Bu, elbette insanların kendi yaşamlarından mutlu olmadıkları fikrine dayanıyordu ki benim açımdan aslında bir önyargıydı, çünkü insanlara, mutlu olup olmadıklarını bilebileceğim kadar yakın değildim. Yalnızca kitabi olarak haklarının yendiğini, yoksun bırakıldıklarını ve bunun da başkalarının ayrıcalıkları pahasına gerçekleştiğini görüyordum. Dolayısıyla ilerlemeci, aydınlanmacı bir tavır da bu açık adaletsizliğe bir müdahale gerektiriyordu. Kendini yukarıya, yegane kurtarıcılık misyonuna konumlayan böylesi bir zihniyetin, dinlerin ilahi otoritelerine yavaş yavaş yerleşen modernist bir tavır olduğunu göremiyordum. Çünkü bu durum bana apaçık, sorgusuz, şüphesiz, besbelli görünüyordu. Yani bir dogmaydı. Kemalizm uzun yıllar bunun bir somutlaşması oldu. Aslında aynı temel fikrin, Türkiye özelinde bir uygulanma biçimiydi bu. 20. Yüzyılın başlarında çoğu coğrafyada farklı suret ve bazen uçlaşan uygulamalarla ama temelde aynı esaslara dayanan aynı modernist tavır olmuş. Fransız Devrimi’nin fikri temellerine dayanan, Aydınlanma ilkelerini bir iman ölçüsünde içselleştirmiştir. Babaca dünyanın herkes için müşterek, yani nesnel, açık ve bilinebilir bir tanımının yapılabileceği, dünden bugüne ve bugünden yarına giden zamansal çizginin yine açık, net, nesnel bir eksene oturtulabileceği, böylesi maddeci ve tarihçi bir ilerlemecilikten hareketle ise gelecekteki özgürlük ve kurtuluşun projesinin çizilebileceği inancıydı bu.

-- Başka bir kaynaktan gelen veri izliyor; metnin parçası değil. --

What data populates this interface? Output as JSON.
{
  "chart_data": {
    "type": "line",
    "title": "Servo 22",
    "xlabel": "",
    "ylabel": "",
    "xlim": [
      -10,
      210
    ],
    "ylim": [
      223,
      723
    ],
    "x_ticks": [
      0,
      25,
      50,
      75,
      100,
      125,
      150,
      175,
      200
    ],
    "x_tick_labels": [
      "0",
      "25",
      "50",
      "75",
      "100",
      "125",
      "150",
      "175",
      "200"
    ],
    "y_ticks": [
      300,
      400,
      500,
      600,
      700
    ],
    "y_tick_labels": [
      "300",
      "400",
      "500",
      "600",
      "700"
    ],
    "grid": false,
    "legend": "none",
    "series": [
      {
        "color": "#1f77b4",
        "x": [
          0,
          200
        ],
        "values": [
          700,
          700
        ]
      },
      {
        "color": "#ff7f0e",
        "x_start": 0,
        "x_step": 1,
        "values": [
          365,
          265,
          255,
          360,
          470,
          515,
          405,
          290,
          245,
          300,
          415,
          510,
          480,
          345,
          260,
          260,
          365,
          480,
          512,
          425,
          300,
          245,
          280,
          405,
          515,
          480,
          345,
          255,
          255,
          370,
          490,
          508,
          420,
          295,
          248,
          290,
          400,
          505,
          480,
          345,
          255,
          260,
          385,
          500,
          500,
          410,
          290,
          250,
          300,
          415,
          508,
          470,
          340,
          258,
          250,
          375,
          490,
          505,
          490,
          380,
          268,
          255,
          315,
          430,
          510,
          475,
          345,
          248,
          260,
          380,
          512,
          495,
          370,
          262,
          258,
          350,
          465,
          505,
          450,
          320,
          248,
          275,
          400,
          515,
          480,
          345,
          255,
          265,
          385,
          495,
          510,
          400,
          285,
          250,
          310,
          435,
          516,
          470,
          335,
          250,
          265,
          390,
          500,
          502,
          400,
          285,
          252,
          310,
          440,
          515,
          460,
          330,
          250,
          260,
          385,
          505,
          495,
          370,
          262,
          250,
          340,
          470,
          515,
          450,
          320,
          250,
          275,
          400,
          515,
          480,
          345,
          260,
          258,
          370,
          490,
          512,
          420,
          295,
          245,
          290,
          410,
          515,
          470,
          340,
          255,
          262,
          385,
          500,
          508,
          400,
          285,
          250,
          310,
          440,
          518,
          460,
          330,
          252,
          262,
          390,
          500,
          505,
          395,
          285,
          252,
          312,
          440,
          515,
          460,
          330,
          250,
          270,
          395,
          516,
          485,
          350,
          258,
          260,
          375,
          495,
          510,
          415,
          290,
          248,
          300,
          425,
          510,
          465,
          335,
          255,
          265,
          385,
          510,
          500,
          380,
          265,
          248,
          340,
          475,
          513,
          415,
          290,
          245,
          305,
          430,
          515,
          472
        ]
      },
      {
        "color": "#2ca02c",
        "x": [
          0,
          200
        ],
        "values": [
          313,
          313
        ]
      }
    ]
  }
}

Türkiye’ye bu inancın oldukça çarpıtılmış, aceleci, kolaycı, kestirmeci ve ağırlıkla da biçimci bir sureti yansımış elbette. Aydınlanmacı, kalkınmacı, ilerlemeci bir seferberlik ruhunun zorunlu sonucu olan askeri düzen tesisi üzerinden halk kitleleri ve artık ümmet kardeşlikleri de tanınmayan Kürtler; baskılanıp hizaya çekilirken, orta sınıflar ise bu rejimde bir Aydınlanmacı öz olduğu fikriyle uzun zaman belki gönüllü bir kendini kandırma durumunda oyalanıp durmuşlar. Bu yüzden Avrupa’nın II. Dünya Savaşı’ndan, ama özellikle 1968 Devrimi’nden sonra yaşadığı büyük düşünsel umutsuzluk ve hayal kırıklığını Türkiye’de yaşayacak koşullar hiç oluşmamıştır. Kemalizmde ifadesini bulan militarist modernleşme, kendi yarattığı bürokratik, elitist burjuvazinin bu bağımlılığını, bu minnet duygusunu, bu borçluluk gerçeğini de kullanarak zihinsel her faaliyete ipotek koymak şartıyla; bütün çağdaş gelişmeleri kendi filtresinden geçirerek kitlelere uygulamıştır. Dolayısıyla modernizmin bunalımı ve çöküşü Türkiye’de hissedilmemiştir. Bugün bile bu bunalım yaşanmamaktadır.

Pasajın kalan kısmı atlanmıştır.